Ben bu dünyada yaşamaktan utanıyorum. Bu dünyada yaşananları gördükçe kusasım
geliyor. Bu insanlığın bir üyesi olduğum için hicap duyuyorum. Gerçekten kahir
kahir ekseriyeti zırcahil olan bu insanlığın bir üyesi olmak ruhumu cehennem
alevlerinde yakar gibi oluyor. Ne yapacağımı da bilmiyorum ama. Ben çok
akıllıyım, her şeyi ben biliyorum demiyorum Tanrı’m ama bildiğim şeylerde var
elbette; mesela tavuğa eşek demiyorum, otomobile öküz demiyorum, gözümün içine
baka baka yalan söyleyen yani gerçeği bildiğim halde yalan söyleyen şerefsize
inanmıyorum. Benden olduğunu iddia ederek yanlış yapan, kahpelik yapan birini
savunmuyorum. En azından bu yaptıklarımdan dolayı aklımın olduğunu
savunabilirim yani cahil olmadığıma bu eylemlerimi kati hüccet olarak ortaya
koyabilirim. Bugüne kadar işlediğim hiçbir günah, hiçbir suç yok, bundan
sonrasını da bilemiyorum, yaşam serüvenim nasıl bir seyir izler hiçbir öngörüm
yok ve işlenen hiçbir günaha da, suça da ortak olmadığımı açıkça bildiriyorum,
bugüne kadar da ortak olmuşluğum yok. Beni de yine cezalandır cezalandıracaksan
ama lütfen bu dünyayı kirletenlerin, ruhları öldürenlerin, dünyanı cehenneme
döndürenlerin, yaşamak sevincini zehir edenlerin yanlarına koyma, bu türleri
cehenneme koyacaksan da ve beni de cehenneme koyacaksan da ama bu türlerin
yanına yine de koyma. Beni bu türlerle aynın yere koymanı istemiyorum Tanrı’m,
haddimi aşmıyorum ve bunu Sen de biliyorsun Tanrı’m. Hayır ben onlarla aynı
yerde olamam, onlar nerde olacaksa ben tam zıttı yerde olmayı istiyorum. Ruhum
öldü Tanrım! Nasıl dirilirim yeniden bilmiyorum. Geçelim! Peygamberler hangi
aşamalardan geçmişlerdir? Biliyor muyuz yoksa bilinmesinden korkar mıyız?
Peygamberler de birer insan değiller midirler? Yoksa ulaşılmaz, ulaşılamayacak,
ulaşılması istenmeyen, hep farklı boyutlarda oldukları söylenerek bizden uzakta
olmaları istenen varlıklar mıdırlar? Sarsılmamışlar mıdırlar, sendelememişler
midirler? Yoksa böyle bir şeyden münezzeh midirler? Tanrı bize yalan söyler mi?

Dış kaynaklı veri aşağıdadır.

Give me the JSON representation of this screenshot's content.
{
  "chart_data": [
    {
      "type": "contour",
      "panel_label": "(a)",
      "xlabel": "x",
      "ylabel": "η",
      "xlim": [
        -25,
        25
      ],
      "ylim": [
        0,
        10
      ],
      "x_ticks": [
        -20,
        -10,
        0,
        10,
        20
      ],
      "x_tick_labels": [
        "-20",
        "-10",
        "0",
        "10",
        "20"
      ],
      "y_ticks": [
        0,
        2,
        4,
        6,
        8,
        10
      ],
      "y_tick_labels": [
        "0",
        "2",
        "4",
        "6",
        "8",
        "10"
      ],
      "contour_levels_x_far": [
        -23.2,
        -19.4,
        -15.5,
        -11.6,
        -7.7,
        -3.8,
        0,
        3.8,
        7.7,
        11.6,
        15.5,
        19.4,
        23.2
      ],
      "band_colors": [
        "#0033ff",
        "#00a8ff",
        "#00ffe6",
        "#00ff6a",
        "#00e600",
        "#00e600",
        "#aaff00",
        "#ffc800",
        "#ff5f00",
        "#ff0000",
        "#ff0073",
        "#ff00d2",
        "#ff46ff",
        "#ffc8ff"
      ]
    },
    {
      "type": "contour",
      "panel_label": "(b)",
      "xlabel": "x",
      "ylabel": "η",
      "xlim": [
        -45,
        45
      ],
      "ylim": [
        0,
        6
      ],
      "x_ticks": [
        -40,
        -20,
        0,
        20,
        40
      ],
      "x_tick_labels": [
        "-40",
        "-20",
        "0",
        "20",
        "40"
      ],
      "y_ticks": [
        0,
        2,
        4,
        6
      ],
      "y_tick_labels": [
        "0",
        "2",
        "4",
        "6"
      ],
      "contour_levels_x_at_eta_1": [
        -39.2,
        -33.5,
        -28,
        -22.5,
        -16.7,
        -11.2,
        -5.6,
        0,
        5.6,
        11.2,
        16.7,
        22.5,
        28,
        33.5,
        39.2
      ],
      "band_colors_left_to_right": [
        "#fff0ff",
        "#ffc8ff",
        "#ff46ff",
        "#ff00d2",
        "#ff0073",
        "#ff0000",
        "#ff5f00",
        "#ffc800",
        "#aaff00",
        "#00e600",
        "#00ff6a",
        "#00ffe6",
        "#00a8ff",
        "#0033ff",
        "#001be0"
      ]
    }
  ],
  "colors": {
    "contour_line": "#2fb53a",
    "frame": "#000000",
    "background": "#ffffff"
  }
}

Şura 52 neyi anlatır sahi? Ya Kasas 15 de anlatılan nedir? Peygamberlerin
varlık nedenleri nedir? Hadid 25 de anlatılan nedir? Bu dünya kimindir? Niçin
dünyamıza birilerinin çökmesini, çöreklenmesini açıktan ya da zımnen tasvip
etmeyi yeğliyoruz? İnsanlık tarihi boyunca böylesi bir alçaklığa tevessül
edenlerle savaşıldı bu dünyada? Şimdi kalkıp niçin insanlık toprağına çöküp
insanlığı mezellete ve meskenete mahkûm etmek isteyenlere eyvallah edilsin? Birileri
bizden üstün müdürlerdir ki bizlere kendi nefislerine göre kader çizsinler? Bu
dünya birilerinin babalarından kendilerine miras kalan bir toprak mıdır ki ve
bizler de onların toprağında çalışan marabalar mıyız ki, bizim üzerimizde
haksız, hukuksuz şekilde efendilik yapmalarını normal karşılıyoruz? Gerçekten
bizlere efendilik yapanlar bizden daha mı akıllıdırlar? Bunun hücceti nedir? Ya
bizlerden daha geri zekâlılarsa ne olacak? Ki, geri zekâlı olduklarını sarih ve
bedihi hüccetlerle asla ve kata cerh edilemeyecek şekilde ispat etsem nolur?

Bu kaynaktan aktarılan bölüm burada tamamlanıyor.